Whilst less than a handful of straight losses is no real blot on most tennis player’s formbook, such is the benchmark set by players such as Djokovic etc al that the Serb’s current form is concerning.
Comforting though that Australian Open run was (and let’s remember the calibre and subsequent form book of the man who beat him) the nature of this slump is all too telling.
I have written before about the injuries and resulting time away and dip in form of the other Big three/four/five whatever. I maintain that the proof will be in the mental pudding with how each player ultimately fares.
What I mean is that at this juncture, the Big Four will revert in the history books back to a Big Two. Federer and Nadal have both suffered dips in form and endured lengthy spells in the wilderness, sometimes irregardless of injury. But their winning mentality and inner belief has rarely been seen lacking.

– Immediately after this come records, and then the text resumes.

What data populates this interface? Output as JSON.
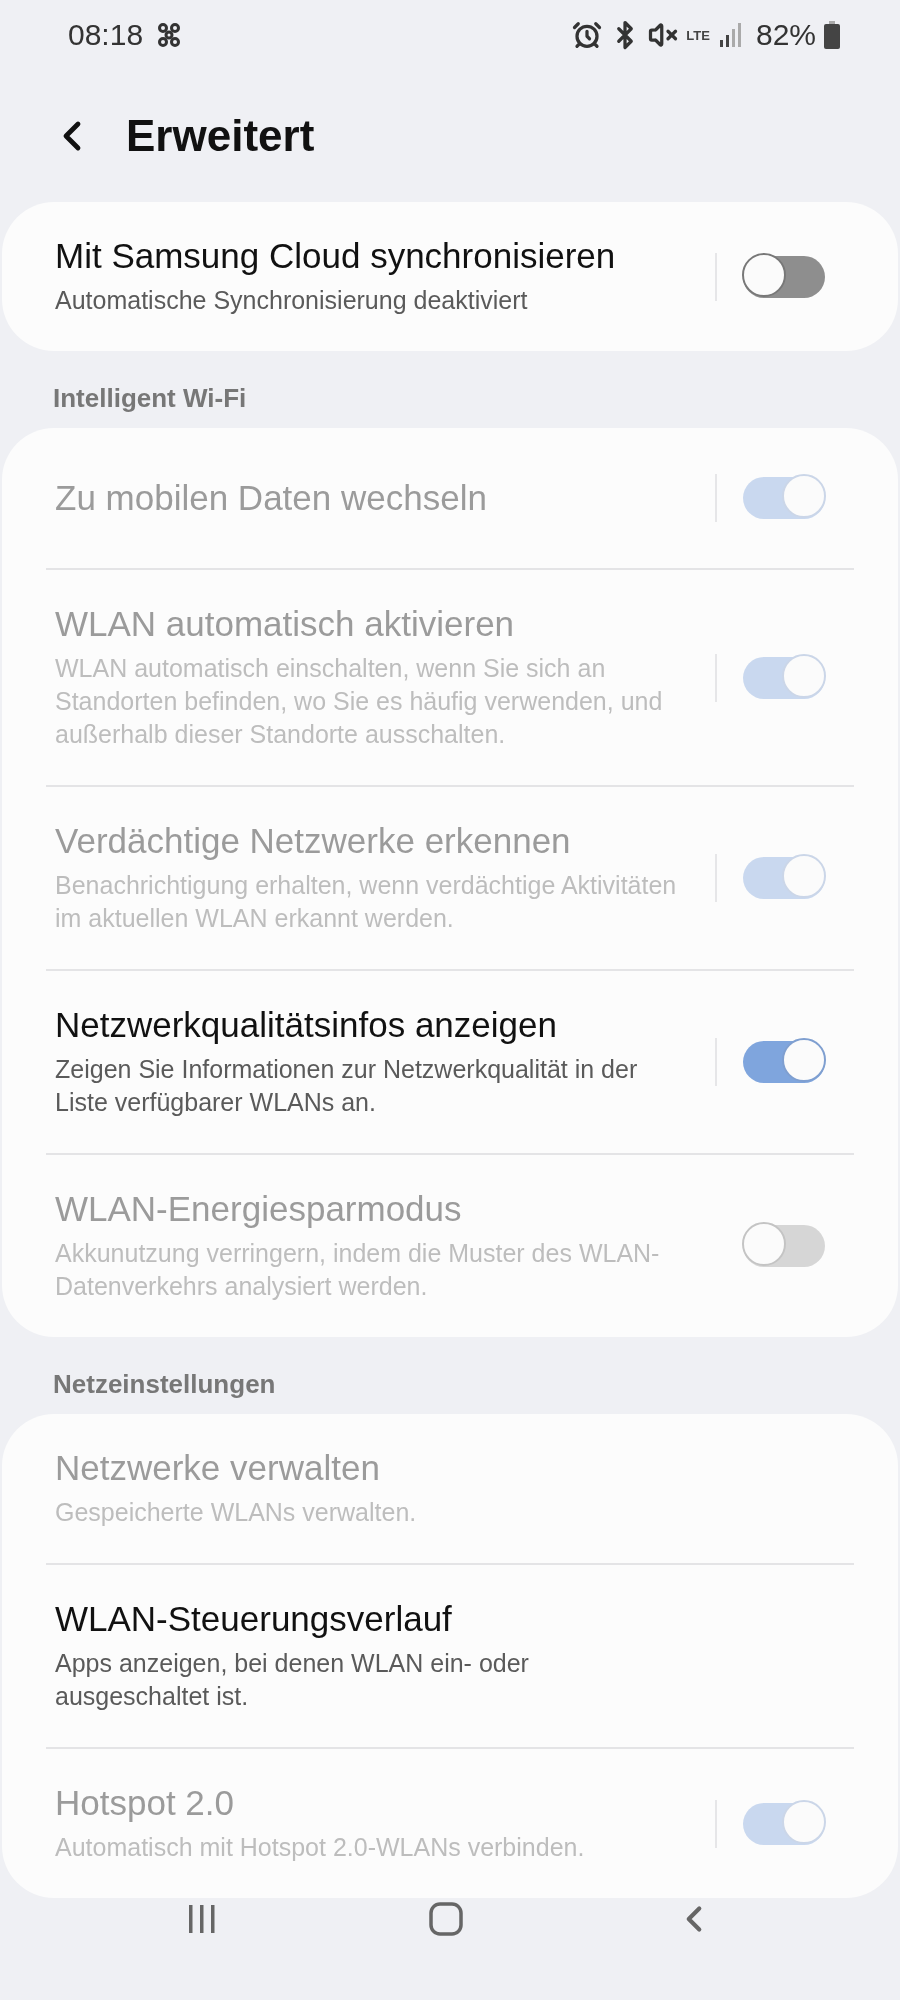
{
  "status_bar": {
    "time": "08:18",
    "network": "LTE",
    "battery": "82%"
  },
  "header": {
    "title": "Erweitert"
  },
  "sections": [
    {
      "items": [
        {
          "title": "Mit Samsung Cloud synchronisieren",
          "subtitle": "Automatische Synchronisierung deaktiviert",
          "disabled": false,
          "has_detail": true,
          "on": false
        }
      ]
    },
    {
      "label": "Intelligent Wi-Fi",
      "items": [
        {
          "title": "Zu mobilen Daten wechseln",
          "disabled": true,
          "has_detail": true,
          "on": true
        },
        {
          "title": "WLAN automatisch aktivieren",
          "subtitle": "WLAN automatisch einschalten, wenn Sie sich an Standorten befinden, wo Sie es häufig verwenden, und außerhalb dieser Standorte ausschalten.",
          "disabled": true,
          "has_detail": true,
          "on": true
        },
        {
          "title": "Verdächtige Netzwerke erkennen",
          "subtitle": "Benachrichtigung erhalten, wenn verdächtige Aktivitäten im aktuellen WLAN erkannt werden.",
          "disabled": true,
          "has_detail": true,
          "on": true
        },
        {
          "title": "Netzwerkqualitätsinfos anzeigen",
          "subtitle": "Zeigen Sie Informationen zur Netzwerkqualität in der Liste verfügbarer WLANs an.",
          "disabled": false,
          "has_detail": true,
          "on": true
        },
        {
          "title": "WLAN-Energiesparmodus",
          "subtitle": "Akkunutzung verringern, indem die Muster des WLAN-Datenverkehrs analysiert werden.",
          "disabled": true,
          "has_detail": false,
          "on": false
        }
      ]
    },
    {
      "label": "Netzeinstellungen",
      "items": [
        {
          "title": "Netzwerke verwalten",
          "subtitle": "Gespeicherte WLANs verwalten.",
          "disabled": true,
          "has_detail": false
        },
        {
          "title": "WLAN-Steuerungsverlauf",
          "subtitle": "Apps anzeigen, bei denen WLAN ein- oder ausgeschaltet ist.",
          "disabled": false,
          "has_detail": false
        },
        {
          "title": "Hotspot 2.0",
          "subtitle": "Automatisch mit Hotspot 2.0-WLANs verbinden.",
          "disabled": true,
          "has_detail": true,
          "on": true
        }
      ]
    }
  ]
}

Do the likes of Wawrinka, Murray and even the mighty Djokovic truly exude such tenacity and self-belief? Perhaps it is the very prospect of still having to take on that Swiss and Spaniard that creates this mental barrier and allows those heads to drop.
Perversely, one may look at Juan Martin Del Potro to see exactly how such self belief can endure the toughest of ordeals (although there is undoubtedly an undercurrent of natural talent here that the others save for Wawrinka arguably don’t possess).
No, with the Serb and perhaps the Scot, there is a mental vacuum that is all encompassing and which can threaten to overpower everything in its path once journeymen start racking up the wins against you.
It’s incredibly early days, and in Murray’s case I’m guilty of assuming alot here. Long may they prove me wrong.